雨停了,但还是阴天。后来又开始下雨。
夏天一下雨,房间里就潮乎乎的,让人的心情也长了苔藓一样,阴郁,不开晴。
静安给葛涛打了两次电话,手机都是关机状态。
静安不知道哪个环节出了问题。
这一天,她在忐忑里度过。很不安。她觉得葛涛肯定出事了。否则的话,他怎么也会给静安打个电话报平安。
可是,静安一直没有等来葛涛的电话。
午后,有个顾客坐在椅子上打电话,打的是长途电话。
顾客打长途电话,静安能挣得多一些。
但这个人打电话打了很长时间,静安着急,担心葛涛打不进来电话,就催促顾客:“兄弟,打十分钟了,一分钟一块钱,已经花十块钱了。”
顾客抬头看着静安,不悦地说:“咋地,你看我像没钱的人呢?”
静安不能再说什么。
后来她想,葛涛打不进来电话,会给她打个传呼报平安。
自己有点太焦虑了。
有时候,外面有顾客进门,一旦进来的是瘦高个子,静安就心惊,以为是六哥来了。
连冬儿都现静安的异常,她扬起小脸:“妈妈,你怎么了?不高兴了?”
静安敷衍地:“没咋地,妈妈就是有点心慌。
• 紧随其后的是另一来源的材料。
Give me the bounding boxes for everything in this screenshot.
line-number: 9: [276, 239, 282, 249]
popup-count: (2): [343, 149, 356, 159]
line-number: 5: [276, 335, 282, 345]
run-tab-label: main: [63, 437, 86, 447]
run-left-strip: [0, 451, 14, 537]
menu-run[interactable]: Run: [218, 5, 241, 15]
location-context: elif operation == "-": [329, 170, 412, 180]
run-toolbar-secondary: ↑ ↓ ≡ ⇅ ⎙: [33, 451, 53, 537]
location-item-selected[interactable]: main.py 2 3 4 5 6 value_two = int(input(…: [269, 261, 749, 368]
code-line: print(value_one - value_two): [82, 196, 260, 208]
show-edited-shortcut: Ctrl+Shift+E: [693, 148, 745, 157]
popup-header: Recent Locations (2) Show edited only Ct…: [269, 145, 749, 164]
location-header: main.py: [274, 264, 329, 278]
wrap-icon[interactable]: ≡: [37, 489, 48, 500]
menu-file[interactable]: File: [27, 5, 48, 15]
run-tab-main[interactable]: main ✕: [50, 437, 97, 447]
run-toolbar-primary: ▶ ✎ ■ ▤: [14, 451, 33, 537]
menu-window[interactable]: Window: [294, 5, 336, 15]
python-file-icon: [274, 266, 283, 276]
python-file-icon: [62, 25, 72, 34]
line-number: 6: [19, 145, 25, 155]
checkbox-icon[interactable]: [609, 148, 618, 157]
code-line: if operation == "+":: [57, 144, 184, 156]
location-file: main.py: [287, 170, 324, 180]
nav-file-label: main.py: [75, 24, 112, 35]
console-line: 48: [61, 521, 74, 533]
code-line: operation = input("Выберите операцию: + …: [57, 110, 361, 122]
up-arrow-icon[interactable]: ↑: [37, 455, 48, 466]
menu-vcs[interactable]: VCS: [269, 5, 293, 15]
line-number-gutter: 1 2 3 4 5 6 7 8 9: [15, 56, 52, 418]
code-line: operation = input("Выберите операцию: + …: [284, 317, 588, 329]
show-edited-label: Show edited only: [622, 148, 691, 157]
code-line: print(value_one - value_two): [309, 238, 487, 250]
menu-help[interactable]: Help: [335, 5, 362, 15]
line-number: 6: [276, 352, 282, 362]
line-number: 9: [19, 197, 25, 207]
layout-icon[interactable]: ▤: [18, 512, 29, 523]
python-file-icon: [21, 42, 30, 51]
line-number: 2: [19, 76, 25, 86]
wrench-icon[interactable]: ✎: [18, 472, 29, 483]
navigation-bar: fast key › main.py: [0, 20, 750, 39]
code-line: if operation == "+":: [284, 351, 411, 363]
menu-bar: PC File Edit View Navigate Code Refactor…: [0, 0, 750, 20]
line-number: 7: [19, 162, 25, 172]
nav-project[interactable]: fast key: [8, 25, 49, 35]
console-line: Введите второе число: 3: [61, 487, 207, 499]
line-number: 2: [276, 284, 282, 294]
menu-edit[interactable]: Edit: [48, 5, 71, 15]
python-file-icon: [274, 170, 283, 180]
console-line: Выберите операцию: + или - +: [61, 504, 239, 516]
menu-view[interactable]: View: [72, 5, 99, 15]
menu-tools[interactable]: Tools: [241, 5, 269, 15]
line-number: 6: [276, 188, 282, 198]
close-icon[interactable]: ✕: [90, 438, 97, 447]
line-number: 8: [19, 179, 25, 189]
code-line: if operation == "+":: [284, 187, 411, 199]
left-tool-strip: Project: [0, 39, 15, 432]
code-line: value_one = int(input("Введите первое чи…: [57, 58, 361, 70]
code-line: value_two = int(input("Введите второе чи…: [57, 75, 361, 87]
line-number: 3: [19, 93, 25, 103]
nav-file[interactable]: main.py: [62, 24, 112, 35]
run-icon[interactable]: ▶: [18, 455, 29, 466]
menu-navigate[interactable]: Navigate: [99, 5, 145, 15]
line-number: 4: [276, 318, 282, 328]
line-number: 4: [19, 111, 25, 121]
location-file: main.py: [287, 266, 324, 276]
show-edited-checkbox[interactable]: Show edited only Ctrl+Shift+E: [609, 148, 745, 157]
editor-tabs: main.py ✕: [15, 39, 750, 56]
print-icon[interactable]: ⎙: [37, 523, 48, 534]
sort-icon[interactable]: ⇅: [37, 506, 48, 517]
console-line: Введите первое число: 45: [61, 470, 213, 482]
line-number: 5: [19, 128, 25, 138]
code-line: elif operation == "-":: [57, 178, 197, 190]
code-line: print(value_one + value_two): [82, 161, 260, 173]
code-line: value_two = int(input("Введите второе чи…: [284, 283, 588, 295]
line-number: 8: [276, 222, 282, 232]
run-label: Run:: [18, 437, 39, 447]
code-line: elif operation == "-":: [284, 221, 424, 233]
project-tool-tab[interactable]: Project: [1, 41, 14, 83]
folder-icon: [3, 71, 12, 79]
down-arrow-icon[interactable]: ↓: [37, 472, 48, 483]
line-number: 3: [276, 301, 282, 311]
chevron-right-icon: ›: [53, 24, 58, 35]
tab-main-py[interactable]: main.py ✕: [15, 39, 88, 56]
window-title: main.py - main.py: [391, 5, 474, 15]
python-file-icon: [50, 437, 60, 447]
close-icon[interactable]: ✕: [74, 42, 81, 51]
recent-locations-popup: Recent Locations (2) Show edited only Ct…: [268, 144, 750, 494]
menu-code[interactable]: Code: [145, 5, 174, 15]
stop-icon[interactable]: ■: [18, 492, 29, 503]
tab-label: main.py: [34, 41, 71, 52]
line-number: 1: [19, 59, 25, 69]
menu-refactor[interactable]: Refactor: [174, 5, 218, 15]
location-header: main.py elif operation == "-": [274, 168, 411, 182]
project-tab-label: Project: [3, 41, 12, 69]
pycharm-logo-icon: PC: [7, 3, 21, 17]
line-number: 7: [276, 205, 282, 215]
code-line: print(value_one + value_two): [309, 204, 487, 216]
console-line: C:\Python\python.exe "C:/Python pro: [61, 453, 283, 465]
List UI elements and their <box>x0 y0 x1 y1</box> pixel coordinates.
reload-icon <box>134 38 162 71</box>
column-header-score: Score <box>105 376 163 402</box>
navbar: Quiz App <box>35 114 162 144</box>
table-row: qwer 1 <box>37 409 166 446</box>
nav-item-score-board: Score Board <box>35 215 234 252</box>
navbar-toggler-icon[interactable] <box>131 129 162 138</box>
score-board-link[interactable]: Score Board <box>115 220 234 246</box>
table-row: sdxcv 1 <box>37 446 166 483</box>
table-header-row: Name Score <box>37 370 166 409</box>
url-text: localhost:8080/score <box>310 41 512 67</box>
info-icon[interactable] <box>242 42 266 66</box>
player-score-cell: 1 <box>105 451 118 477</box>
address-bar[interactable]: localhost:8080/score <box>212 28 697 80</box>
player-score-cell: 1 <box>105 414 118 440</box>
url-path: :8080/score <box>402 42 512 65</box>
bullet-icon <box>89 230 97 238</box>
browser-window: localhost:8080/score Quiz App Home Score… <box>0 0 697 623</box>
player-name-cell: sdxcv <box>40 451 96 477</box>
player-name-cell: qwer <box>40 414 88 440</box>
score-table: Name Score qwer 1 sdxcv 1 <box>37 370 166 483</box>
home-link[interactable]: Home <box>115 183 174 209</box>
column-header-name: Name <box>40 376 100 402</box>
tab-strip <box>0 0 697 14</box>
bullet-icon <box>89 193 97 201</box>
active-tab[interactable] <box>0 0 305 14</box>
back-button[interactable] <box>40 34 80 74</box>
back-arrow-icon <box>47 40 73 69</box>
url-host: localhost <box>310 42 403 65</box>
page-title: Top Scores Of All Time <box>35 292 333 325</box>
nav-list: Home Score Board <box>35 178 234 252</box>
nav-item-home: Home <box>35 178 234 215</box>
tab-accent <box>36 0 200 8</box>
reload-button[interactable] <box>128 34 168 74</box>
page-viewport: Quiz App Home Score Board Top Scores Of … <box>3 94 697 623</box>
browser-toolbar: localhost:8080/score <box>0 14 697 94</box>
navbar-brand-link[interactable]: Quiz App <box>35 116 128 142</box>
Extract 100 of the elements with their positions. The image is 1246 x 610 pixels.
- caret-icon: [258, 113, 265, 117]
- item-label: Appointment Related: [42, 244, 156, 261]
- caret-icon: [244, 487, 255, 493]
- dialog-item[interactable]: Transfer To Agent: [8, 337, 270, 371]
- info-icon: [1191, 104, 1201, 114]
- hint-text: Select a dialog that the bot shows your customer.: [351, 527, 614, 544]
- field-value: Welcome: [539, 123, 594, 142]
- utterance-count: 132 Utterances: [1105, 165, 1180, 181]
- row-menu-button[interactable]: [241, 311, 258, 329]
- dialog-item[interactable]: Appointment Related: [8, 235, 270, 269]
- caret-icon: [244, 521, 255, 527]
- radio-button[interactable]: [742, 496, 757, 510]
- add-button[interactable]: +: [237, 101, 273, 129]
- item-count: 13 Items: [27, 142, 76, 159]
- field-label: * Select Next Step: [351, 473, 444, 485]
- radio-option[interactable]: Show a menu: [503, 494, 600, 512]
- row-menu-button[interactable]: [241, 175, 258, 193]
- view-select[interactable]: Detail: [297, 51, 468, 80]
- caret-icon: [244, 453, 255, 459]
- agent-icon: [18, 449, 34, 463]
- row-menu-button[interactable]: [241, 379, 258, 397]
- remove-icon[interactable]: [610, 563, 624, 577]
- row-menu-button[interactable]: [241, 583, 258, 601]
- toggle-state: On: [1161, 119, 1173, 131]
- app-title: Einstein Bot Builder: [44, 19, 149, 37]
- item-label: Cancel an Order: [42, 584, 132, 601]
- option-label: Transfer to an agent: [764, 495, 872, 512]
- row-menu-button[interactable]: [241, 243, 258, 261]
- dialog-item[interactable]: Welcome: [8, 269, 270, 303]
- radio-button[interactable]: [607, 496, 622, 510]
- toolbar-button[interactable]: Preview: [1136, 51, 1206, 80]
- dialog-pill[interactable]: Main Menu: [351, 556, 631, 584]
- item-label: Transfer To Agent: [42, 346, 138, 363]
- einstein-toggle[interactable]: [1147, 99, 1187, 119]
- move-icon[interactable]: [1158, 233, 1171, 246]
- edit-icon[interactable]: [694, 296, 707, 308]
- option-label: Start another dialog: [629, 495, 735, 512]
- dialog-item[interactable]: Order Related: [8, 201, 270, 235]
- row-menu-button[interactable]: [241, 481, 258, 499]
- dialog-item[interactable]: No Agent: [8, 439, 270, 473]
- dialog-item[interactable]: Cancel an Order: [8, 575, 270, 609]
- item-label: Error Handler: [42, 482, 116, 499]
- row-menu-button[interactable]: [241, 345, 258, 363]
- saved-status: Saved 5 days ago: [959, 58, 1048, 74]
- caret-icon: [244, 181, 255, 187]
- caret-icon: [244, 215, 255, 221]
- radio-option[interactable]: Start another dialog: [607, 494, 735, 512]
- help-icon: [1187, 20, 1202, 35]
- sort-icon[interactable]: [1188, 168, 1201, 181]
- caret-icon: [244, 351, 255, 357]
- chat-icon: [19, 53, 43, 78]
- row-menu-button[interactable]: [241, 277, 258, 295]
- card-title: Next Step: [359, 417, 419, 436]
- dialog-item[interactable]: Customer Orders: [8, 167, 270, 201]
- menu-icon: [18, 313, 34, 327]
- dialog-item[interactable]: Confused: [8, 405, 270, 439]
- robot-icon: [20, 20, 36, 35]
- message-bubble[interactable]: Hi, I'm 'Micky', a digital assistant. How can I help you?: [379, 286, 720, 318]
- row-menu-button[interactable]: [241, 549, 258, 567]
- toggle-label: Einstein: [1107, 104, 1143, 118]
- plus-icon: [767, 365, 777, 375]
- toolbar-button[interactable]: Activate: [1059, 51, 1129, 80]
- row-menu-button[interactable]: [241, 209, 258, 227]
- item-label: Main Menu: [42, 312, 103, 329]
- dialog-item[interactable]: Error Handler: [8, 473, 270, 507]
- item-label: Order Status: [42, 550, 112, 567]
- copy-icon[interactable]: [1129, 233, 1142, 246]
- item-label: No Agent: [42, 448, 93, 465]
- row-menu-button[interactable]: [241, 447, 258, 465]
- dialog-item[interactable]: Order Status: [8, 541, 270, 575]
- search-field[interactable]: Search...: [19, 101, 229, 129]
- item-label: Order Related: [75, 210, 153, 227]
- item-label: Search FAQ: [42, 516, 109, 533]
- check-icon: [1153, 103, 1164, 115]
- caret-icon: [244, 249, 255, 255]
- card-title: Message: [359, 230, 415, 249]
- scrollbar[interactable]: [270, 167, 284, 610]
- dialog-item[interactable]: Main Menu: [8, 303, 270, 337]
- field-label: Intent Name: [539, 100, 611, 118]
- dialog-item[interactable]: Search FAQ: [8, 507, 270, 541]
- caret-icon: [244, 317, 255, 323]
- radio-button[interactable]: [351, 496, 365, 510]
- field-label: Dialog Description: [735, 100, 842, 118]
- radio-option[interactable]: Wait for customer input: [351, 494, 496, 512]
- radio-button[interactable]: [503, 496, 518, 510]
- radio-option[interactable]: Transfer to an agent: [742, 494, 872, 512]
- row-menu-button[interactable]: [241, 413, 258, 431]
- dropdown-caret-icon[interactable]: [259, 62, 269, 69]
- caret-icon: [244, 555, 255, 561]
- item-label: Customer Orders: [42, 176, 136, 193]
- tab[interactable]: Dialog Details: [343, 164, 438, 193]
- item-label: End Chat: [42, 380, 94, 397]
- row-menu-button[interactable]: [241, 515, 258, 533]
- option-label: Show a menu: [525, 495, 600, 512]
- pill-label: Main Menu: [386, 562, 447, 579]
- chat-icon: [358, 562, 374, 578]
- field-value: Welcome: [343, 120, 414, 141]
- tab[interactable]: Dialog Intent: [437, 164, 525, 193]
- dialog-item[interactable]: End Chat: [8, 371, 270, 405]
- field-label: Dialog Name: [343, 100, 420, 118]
”
静安给母亲打个电话,母亲跟父亲在商店里忙乎,没啥事。
静安给侯东来打个电话,手机没人接,打到办公室,里面有女秘书缩半拉舌头的声音。
这个周日,因为下雨,侯东来没有去老家看望父母,他去单位,说有些材料要整理一下。
静安问:“你挺好的?”
侯东来愣住了:“说事儿吧,怎么了?”
口气里有点被打扰的不耐烦。
静安忽略掉他的情绪:“没怎么,就是想给你打个电话,心里有点慌,担心你有事儿,你没事儿啊?”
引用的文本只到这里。